I am currently working on demand forecasting of time series data for multiple products and have found that walk forward validation is the way to go, for implementing a train, validation and test split. I have some questions relating to this concept.
1) How big should my test set be? I currently split it so that it is the length of the forecasting horizon that I wish to have. In my case this is the last 26 data points in the complete data set, as this is the length of the forecast I wish to make.
2) How do I use a walk forward strategy to test a multi-step forecast? As I mentioned before, each time step I wish to make a forecast for the next 26 time steps. What I currently do then is take the complete dataset – the 26 points kept for the test set. I then split this subset into two further sets with a 50:50 split between train and validation, respectively.
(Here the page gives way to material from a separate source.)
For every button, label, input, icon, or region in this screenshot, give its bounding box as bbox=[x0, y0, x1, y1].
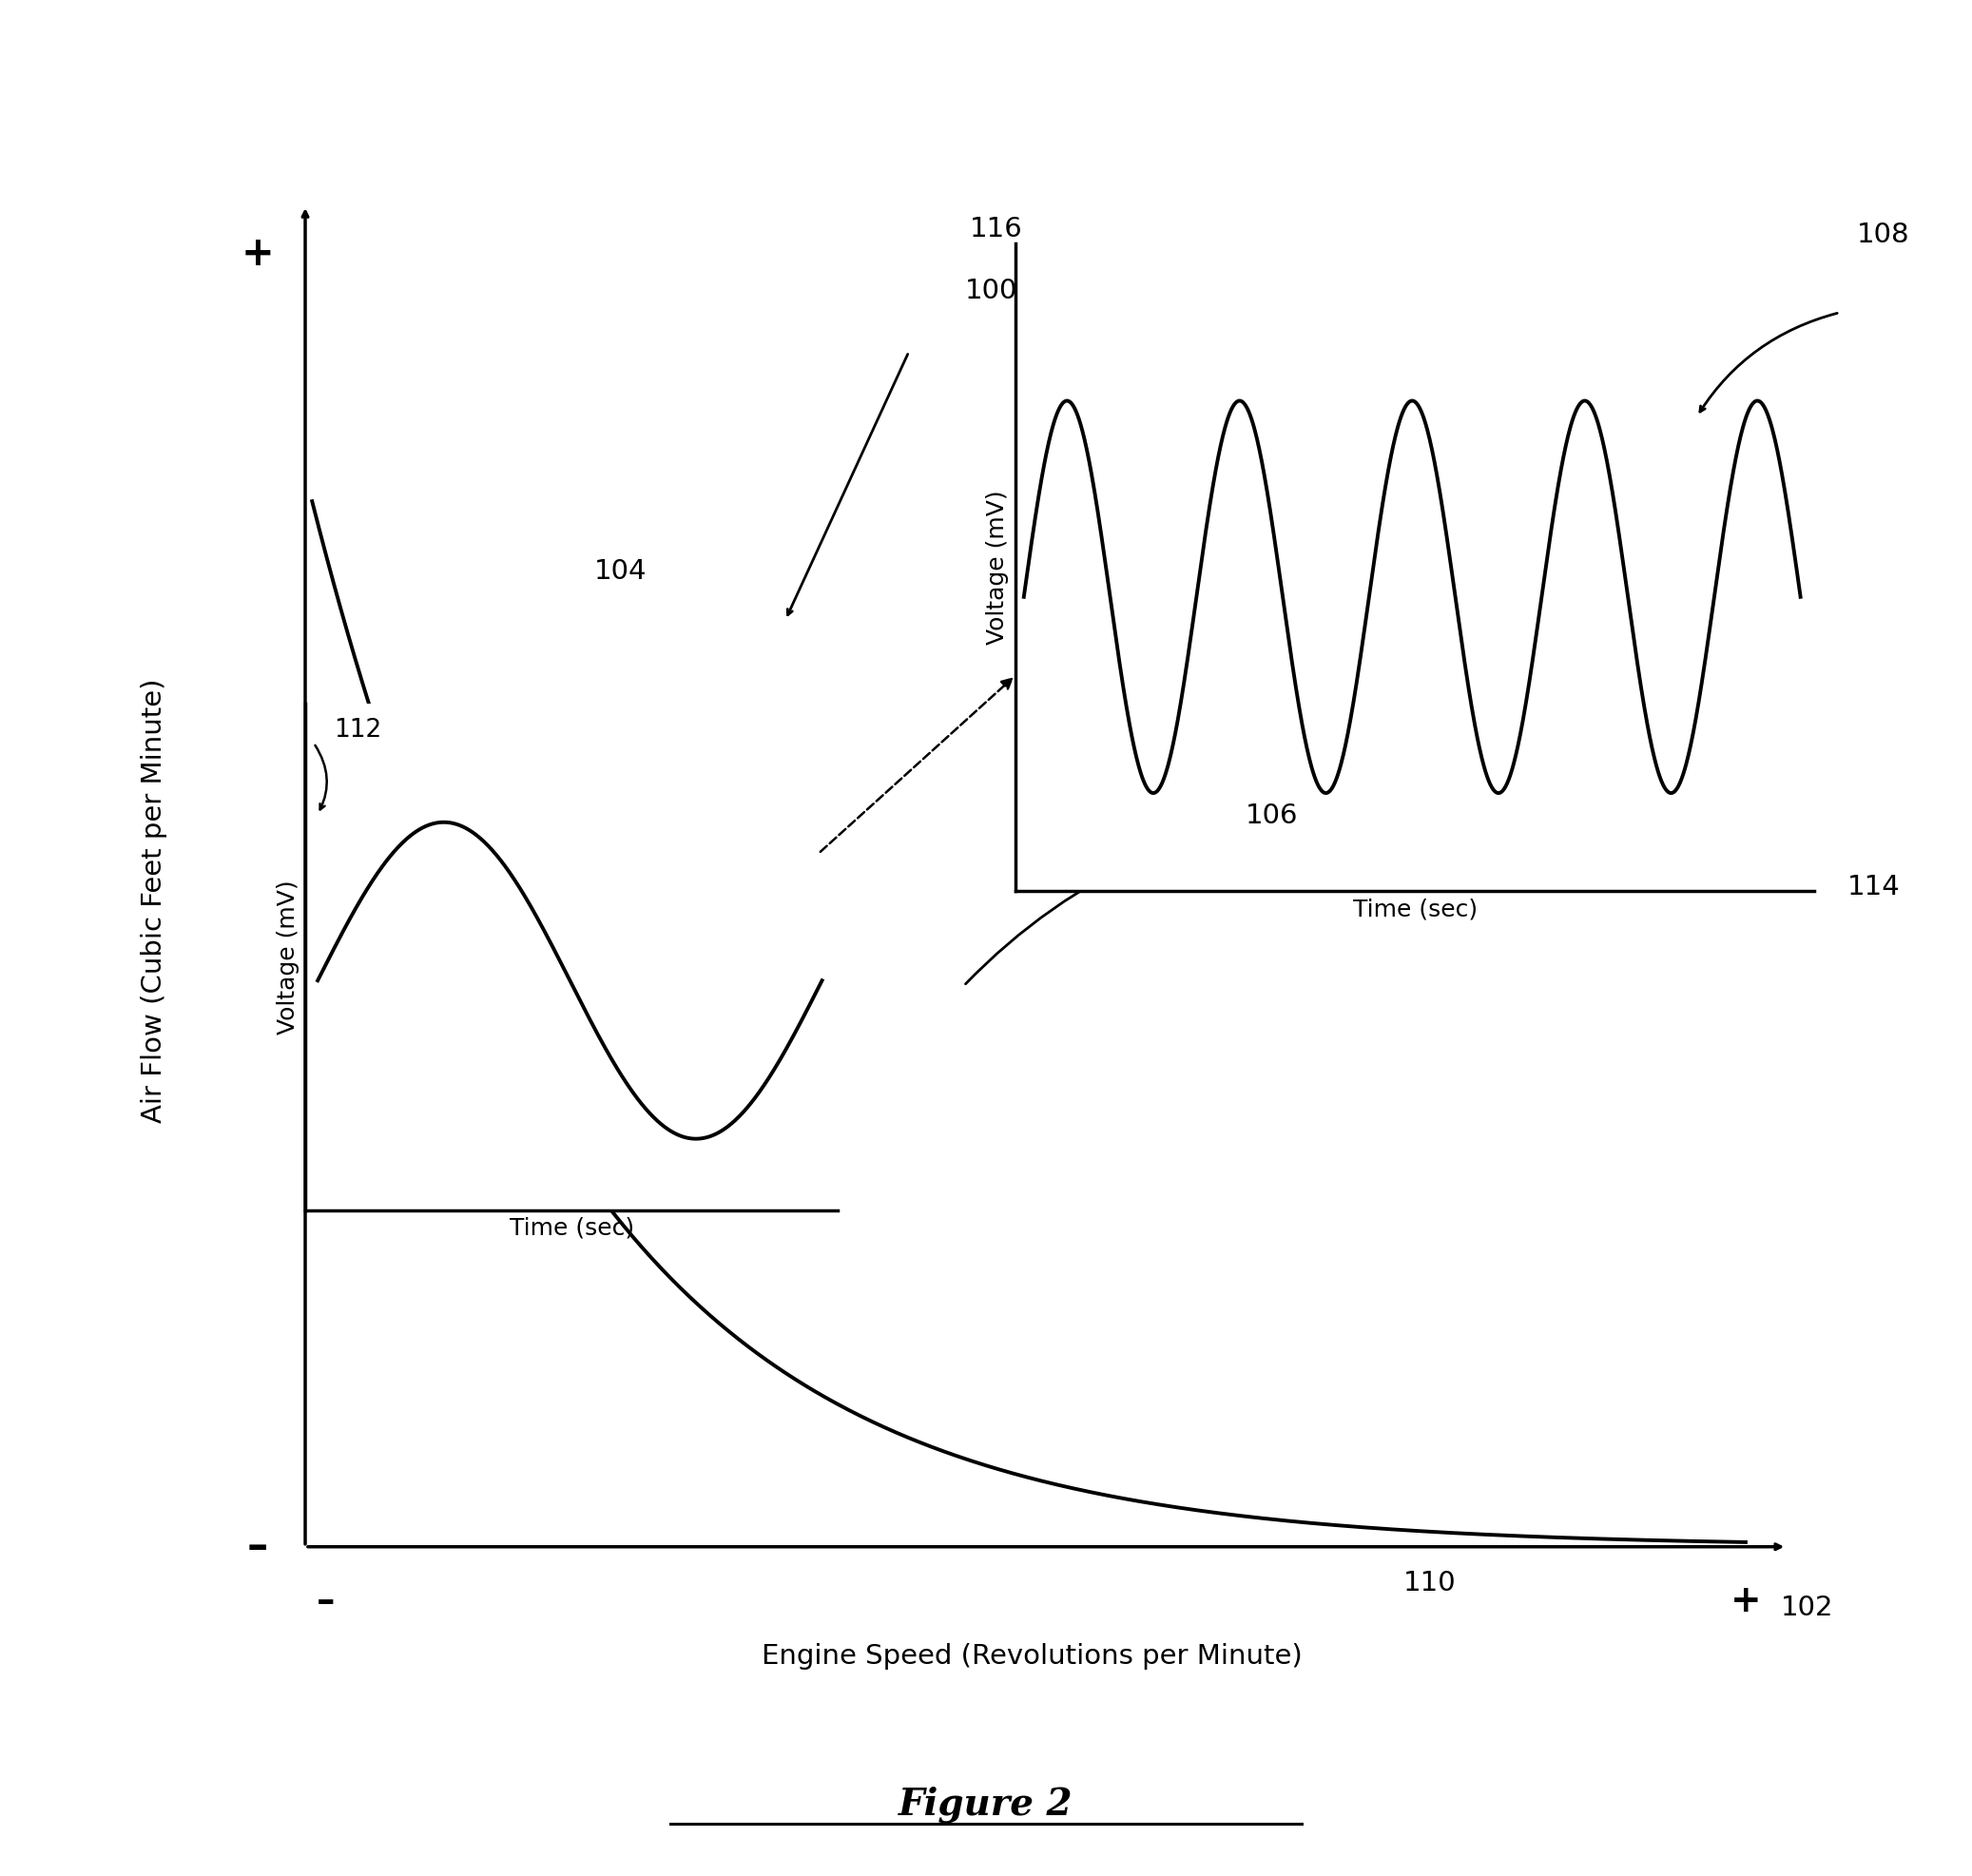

I train the model on the train dataset and then I make a multi-step (26 step) forecast from the first date that appears in the validation dataset. I then measure the accuracy of these forecasts at both individual step level, and an average for the whole forecasting period. What I am specifically unclear on is, should I then add all of these points from the validation set to the train set and train the model again, so the next 26 points, or should I just add the immediate next step from the validation to the train set and repeat the process again?
Lastly I would pick the model with the highest accuracy at each step level and / or average accuracy over the whole multi-step period. Then I would test this final model against the final test set I took from the dataset earlier to get an average accuracy of the model and an accuracy measure per step, as the final evaluation of the trained model. Is this process correct, and can you see any flaws in it?